L'architecture des transformateurs des LLM peut être utilisée pour prédire les séries temporelles et les tendances futures. Au sein de l'équipe Systematic Equity de l'Asset Management de la Zürcher Kantonalbank, nous travaillons actuellement au développement d'un modèle de prévision des rendements boursiers à l'aide de transformers. Les LLM peuvent également être utilisés pour analyser les rapports trimestriels des entreprises.
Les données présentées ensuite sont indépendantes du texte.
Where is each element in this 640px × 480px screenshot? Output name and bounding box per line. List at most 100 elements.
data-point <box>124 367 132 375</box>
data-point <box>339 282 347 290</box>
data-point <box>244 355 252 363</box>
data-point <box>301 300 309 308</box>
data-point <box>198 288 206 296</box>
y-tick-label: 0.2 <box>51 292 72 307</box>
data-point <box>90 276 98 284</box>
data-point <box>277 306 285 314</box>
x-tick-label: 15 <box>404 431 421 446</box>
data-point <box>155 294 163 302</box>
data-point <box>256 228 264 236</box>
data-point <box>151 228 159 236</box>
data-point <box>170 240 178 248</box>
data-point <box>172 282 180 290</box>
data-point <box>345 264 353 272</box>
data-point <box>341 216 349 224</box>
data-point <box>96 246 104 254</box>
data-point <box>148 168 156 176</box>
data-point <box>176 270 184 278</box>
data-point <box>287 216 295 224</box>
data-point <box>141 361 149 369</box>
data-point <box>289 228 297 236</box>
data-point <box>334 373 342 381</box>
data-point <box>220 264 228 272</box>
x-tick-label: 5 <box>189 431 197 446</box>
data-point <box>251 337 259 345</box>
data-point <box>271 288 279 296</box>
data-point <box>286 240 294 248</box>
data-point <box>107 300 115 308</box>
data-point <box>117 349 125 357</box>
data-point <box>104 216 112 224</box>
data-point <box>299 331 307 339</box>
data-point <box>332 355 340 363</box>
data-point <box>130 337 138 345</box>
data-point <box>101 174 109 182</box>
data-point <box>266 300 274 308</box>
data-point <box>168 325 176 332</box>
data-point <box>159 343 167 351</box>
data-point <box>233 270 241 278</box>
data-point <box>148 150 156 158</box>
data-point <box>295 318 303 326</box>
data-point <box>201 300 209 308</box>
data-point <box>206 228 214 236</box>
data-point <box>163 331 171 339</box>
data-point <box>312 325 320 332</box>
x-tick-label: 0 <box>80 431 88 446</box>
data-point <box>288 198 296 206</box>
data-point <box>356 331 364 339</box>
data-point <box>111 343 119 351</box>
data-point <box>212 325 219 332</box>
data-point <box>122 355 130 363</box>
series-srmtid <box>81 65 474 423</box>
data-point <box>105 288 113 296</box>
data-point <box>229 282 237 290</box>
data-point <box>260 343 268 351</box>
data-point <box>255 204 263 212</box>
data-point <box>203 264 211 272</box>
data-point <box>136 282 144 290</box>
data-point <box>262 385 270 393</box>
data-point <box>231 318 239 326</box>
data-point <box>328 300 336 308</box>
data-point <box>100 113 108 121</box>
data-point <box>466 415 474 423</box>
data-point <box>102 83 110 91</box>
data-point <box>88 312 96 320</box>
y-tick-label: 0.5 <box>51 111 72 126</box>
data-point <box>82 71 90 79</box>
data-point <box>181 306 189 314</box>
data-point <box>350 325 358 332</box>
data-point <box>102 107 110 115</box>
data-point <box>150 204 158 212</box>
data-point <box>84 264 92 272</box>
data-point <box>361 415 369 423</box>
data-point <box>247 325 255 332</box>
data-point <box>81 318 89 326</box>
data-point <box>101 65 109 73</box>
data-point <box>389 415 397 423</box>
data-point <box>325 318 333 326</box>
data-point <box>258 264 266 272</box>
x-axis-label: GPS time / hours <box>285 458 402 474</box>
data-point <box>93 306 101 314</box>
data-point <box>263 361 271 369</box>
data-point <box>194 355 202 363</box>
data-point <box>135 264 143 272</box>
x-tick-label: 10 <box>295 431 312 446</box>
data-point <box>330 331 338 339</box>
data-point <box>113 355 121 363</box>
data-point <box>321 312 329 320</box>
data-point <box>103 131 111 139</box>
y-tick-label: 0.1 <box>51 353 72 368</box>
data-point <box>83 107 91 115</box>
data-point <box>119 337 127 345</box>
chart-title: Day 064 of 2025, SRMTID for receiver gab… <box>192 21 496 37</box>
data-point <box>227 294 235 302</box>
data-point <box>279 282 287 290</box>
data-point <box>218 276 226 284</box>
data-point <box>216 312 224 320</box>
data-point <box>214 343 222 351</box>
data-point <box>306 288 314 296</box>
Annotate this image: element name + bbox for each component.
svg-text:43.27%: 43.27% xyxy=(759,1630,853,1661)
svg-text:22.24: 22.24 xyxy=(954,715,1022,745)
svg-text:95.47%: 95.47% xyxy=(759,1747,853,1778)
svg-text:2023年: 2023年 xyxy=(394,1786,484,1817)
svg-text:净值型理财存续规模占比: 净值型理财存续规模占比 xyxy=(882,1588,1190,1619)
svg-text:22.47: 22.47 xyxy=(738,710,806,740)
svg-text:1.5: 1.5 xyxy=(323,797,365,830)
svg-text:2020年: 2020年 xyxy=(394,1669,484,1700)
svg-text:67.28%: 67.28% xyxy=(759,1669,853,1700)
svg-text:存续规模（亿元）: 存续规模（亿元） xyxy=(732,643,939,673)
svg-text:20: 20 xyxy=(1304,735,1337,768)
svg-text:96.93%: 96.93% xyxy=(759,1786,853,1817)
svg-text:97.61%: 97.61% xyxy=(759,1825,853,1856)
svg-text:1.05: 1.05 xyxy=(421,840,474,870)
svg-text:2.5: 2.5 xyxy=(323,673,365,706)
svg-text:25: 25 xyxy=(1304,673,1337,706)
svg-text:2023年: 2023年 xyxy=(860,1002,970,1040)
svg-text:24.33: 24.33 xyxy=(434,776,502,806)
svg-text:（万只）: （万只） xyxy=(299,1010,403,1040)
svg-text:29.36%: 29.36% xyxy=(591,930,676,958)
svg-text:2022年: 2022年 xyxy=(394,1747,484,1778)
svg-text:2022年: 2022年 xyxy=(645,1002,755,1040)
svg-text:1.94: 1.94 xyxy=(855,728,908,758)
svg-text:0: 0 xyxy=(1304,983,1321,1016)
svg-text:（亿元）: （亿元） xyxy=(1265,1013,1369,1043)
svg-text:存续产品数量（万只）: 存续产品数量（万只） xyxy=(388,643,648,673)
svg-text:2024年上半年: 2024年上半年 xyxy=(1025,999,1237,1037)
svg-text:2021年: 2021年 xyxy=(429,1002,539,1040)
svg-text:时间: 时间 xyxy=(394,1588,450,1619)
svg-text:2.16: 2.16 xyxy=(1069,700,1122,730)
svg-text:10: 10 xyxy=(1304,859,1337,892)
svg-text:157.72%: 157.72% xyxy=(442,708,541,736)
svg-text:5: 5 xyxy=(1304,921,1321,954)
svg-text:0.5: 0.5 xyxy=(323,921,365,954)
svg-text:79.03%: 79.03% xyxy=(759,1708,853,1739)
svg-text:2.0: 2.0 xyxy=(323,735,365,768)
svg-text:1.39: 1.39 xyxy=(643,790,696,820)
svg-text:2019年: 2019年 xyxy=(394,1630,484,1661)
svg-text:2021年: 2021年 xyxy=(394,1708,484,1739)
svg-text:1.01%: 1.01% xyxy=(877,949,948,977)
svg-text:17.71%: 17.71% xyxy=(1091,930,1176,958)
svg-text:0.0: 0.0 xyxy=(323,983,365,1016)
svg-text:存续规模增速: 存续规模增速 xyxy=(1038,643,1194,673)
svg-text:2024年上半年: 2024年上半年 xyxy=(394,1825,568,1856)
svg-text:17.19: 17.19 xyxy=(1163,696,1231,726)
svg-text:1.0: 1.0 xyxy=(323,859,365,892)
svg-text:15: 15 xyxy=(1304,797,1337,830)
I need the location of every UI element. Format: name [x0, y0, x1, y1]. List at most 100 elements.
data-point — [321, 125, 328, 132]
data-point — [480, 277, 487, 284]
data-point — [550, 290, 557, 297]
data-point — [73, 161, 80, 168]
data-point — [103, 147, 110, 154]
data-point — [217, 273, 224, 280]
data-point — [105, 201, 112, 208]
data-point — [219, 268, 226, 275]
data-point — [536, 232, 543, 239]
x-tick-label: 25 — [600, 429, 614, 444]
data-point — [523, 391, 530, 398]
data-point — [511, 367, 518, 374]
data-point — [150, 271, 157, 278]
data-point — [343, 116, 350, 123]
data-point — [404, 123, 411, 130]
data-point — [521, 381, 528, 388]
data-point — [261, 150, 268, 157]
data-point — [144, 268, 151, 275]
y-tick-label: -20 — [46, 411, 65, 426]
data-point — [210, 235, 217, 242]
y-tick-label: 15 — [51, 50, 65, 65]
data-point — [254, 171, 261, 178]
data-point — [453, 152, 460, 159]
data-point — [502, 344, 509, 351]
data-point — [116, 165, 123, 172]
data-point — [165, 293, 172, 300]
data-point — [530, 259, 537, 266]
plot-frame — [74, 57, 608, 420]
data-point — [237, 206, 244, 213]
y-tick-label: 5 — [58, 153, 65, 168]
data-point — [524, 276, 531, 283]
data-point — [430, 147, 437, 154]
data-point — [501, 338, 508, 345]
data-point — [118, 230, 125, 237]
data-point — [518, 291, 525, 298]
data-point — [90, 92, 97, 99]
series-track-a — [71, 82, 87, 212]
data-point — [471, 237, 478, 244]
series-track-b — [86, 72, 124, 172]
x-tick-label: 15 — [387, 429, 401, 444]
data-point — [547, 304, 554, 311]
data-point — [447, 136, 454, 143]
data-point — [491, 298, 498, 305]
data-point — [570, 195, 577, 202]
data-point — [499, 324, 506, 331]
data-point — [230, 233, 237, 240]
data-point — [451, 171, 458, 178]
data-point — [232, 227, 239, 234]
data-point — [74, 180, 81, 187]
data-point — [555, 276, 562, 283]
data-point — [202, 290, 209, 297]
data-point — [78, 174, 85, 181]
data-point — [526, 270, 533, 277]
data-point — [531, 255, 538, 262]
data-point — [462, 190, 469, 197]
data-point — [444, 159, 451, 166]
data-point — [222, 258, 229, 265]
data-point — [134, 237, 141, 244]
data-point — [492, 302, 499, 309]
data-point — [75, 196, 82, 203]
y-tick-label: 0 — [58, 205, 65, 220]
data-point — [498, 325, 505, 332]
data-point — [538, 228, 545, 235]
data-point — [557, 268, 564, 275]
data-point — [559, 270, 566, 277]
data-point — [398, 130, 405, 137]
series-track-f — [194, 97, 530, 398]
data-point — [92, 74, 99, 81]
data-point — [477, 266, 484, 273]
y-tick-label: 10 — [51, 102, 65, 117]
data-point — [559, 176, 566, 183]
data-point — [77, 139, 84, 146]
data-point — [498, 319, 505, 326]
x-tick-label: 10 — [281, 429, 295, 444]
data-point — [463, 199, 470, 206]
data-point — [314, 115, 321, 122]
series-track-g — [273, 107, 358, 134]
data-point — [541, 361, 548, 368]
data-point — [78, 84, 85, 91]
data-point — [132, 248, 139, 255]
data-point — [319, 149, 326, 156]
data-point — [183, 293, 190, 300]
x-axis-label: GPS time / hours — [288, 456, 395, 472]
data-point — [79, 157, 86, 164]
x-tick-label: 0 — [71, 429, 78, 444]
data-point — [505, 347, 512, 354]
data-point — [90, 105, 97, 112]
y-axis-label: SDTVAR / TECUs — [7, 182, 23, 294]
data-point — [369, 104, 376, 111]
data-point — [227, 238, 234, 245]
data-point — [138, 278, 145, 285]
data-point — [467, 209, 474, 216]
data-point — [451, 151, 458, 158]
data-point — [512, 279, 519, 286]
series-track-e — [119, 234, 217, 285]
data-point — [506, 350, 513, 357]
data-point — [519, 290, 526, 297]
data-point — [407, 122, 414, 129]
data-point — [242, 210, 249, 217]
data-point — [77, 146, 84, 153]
En évaluant le sentiment exprimé dans les rapports d'entreprise, les actualités et les conférences téléphoniques, les investisseurs peuvent mieux comprendre le sentiment et les potentielles évolutions futures d'une entreprise.

Les LLM aident donc également à l’analyse des actions ?

En fait, l'aide à l'analyse des actions est un autre domaine d'application important de l’IA. Les LLM peuvent traiter et synthétiser de grandes quantités de données provenant de différents rapports. Cela offre aux analystes une source d'information complète et facilite le traitement et l'évaluation des données disponibles. Ils peuvent ainsi prendre des décisions plus éclairées et fonder leurs recommandations sur une base de données plus large.